Le travail et les amours de Goya à Madrid et l’histoire du soulèvement de mai 1808 à travers sa peinture. Un long métrage muet tiré d’une nouvelle du producteur García Guzmán, et tourné dans la capitale (Musée du Prado, l’ermitage de San Antonio de la Florida) par le peintre Alonso Modesto, qui copie lui-même la quarantaine de tableaux de Goya que l’on voit dans le film. C’est l’unique tentative espagnole d’approcher la vie et l’œuvre du grand peintre avant 1971, et elle semble n’avoir pas été exploitée en salle : la réputation sulfureuse de l’homme, son comportement peu conforme et la violence accusatrice de son art décourageront les cinéastes ibériques, en particulier, bien sûr, sous la dictature de Franco et du national-catholicisme (entre 1938 et 1975). Goya est ici récupéré sous l’angle de la guerre d’Indépendance dont il s’est fait le témoin « graphique », et à titre de locataire incontournable du Prado. En 1935/36, les préparatifs pour un biopic sonore du peintre (Henri Barreyre/Atlantic Films) seront réduits à néant par le début de la guerre civile.
1942® Goyescas (ES) de Benito Perojo. – av.
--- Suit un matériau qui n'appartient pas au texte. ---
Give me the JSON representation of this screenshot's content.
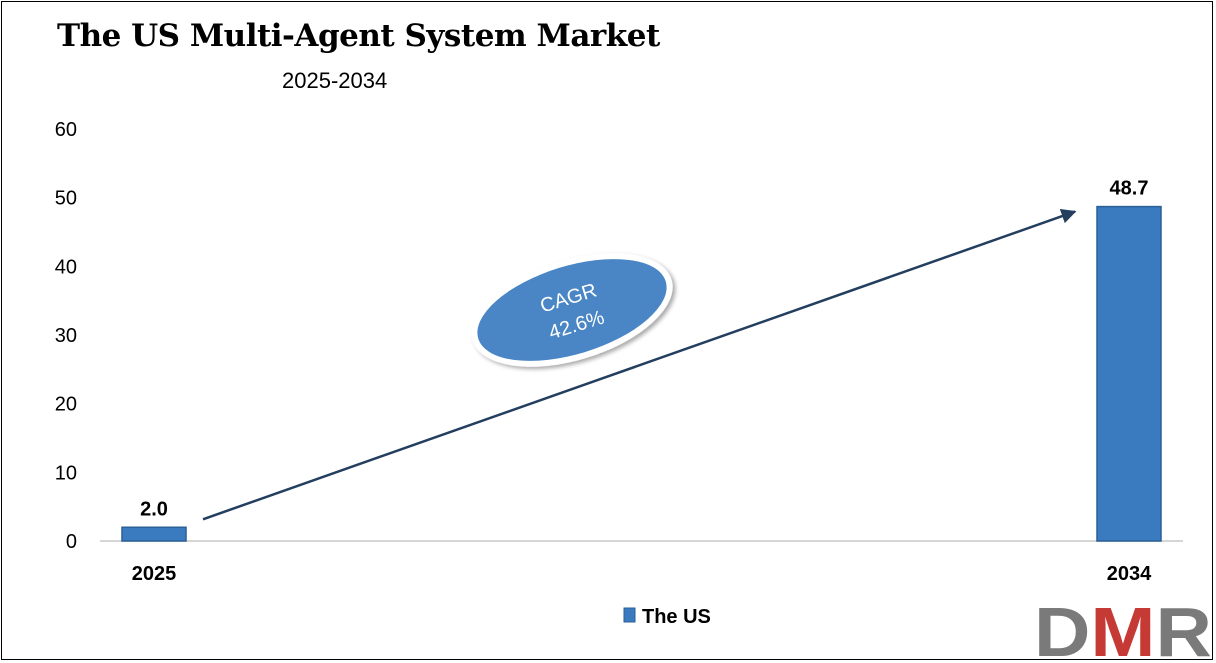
{
  "chart_data": {
    "type": "bar",
    "title": "The US Multi-Agent System Market",
    "subtitle": "2025-2034",
    "categories": [
      "2025",
      "2034"
    ],
    "series": [
      {
        "name": "The US",
        "values": [
          2.0,
          48.7
        ],
        "data_labels": [
          "2.0",
          "48.7"
        ]
      }
    ],
    "ylim": [
      0,
      60
    ],
    "yticks": [
      "0",
      "10",
      "20",
      "30",
      "40",
      "50",
      "60"
    ],
    "xlabel": "",
    "ylabel": "",
    "grid": false,
    "legend_position": "bottom",
    "annotation": {
      "lines": [
        "CAGR",
        "42.6%"
      ]
    },
    "colors": {
      "bar": "#3a7bbf",
      "bar_dark": "#2a5f98",
      "arrow": "#233e5e",
      "ellipse": "#4a86c5"
    }
  },
  "logo": {
    "text": "DMR",
    "colors": {
      "d": "#7a7a7a",
      "m": "#c63a36",
      "r": "#7a7a7a"
    }
  }
}
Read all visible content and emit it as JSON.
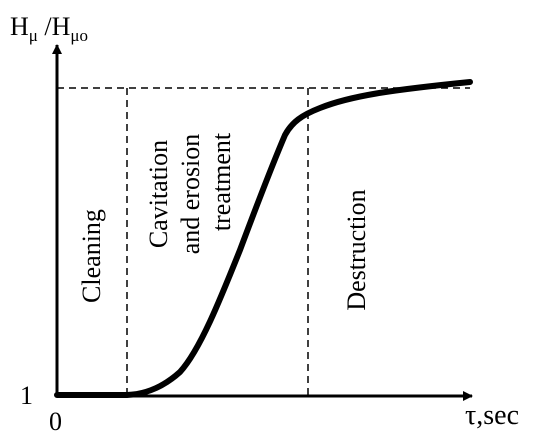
{
  "axes": {
    "y_label_main": "H",
    "y_label_sub1": "μ",
    "y_label_sep": " /H",
    "y_label_sub2": "μo",
    "x_label": "τ,sec",
    "origin_label": "0",
    "y_tick_label": "1"
  },
  "zones": {
    "cleaning": "Cleaning",
    "cavitation_line1": "Cavitation",
    "cavitation_line2": "and erosion",
    "cavitation_line3": "treatment",
    "destruction": "Destruction"
  },
  "style": {
    "ink": "#000000",
    "background": "#ffffff"
  }
}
Imperio Argentina (la comtesse de Gualda/Petrilla), Rafael Rivelles. – Madrid au début de l’année 1808. Une comédie sans Goya mais aux images fortement inspirées de ses toiles, le personnage central de la comtesse étant, lui, calqué sur la duchesse d’Albe (cf. p. 448).
1944Δ La maja del capote (La Belle à la cape) (ES) de Fernando Delgado. – av. Juan Calvo (Francisco de Goya). – L’idylle malheureuse entre le légendaire toréador Pepe-Hillo (dont Goya fait le portrait) et une Madrilène, entre 1798 et 1801.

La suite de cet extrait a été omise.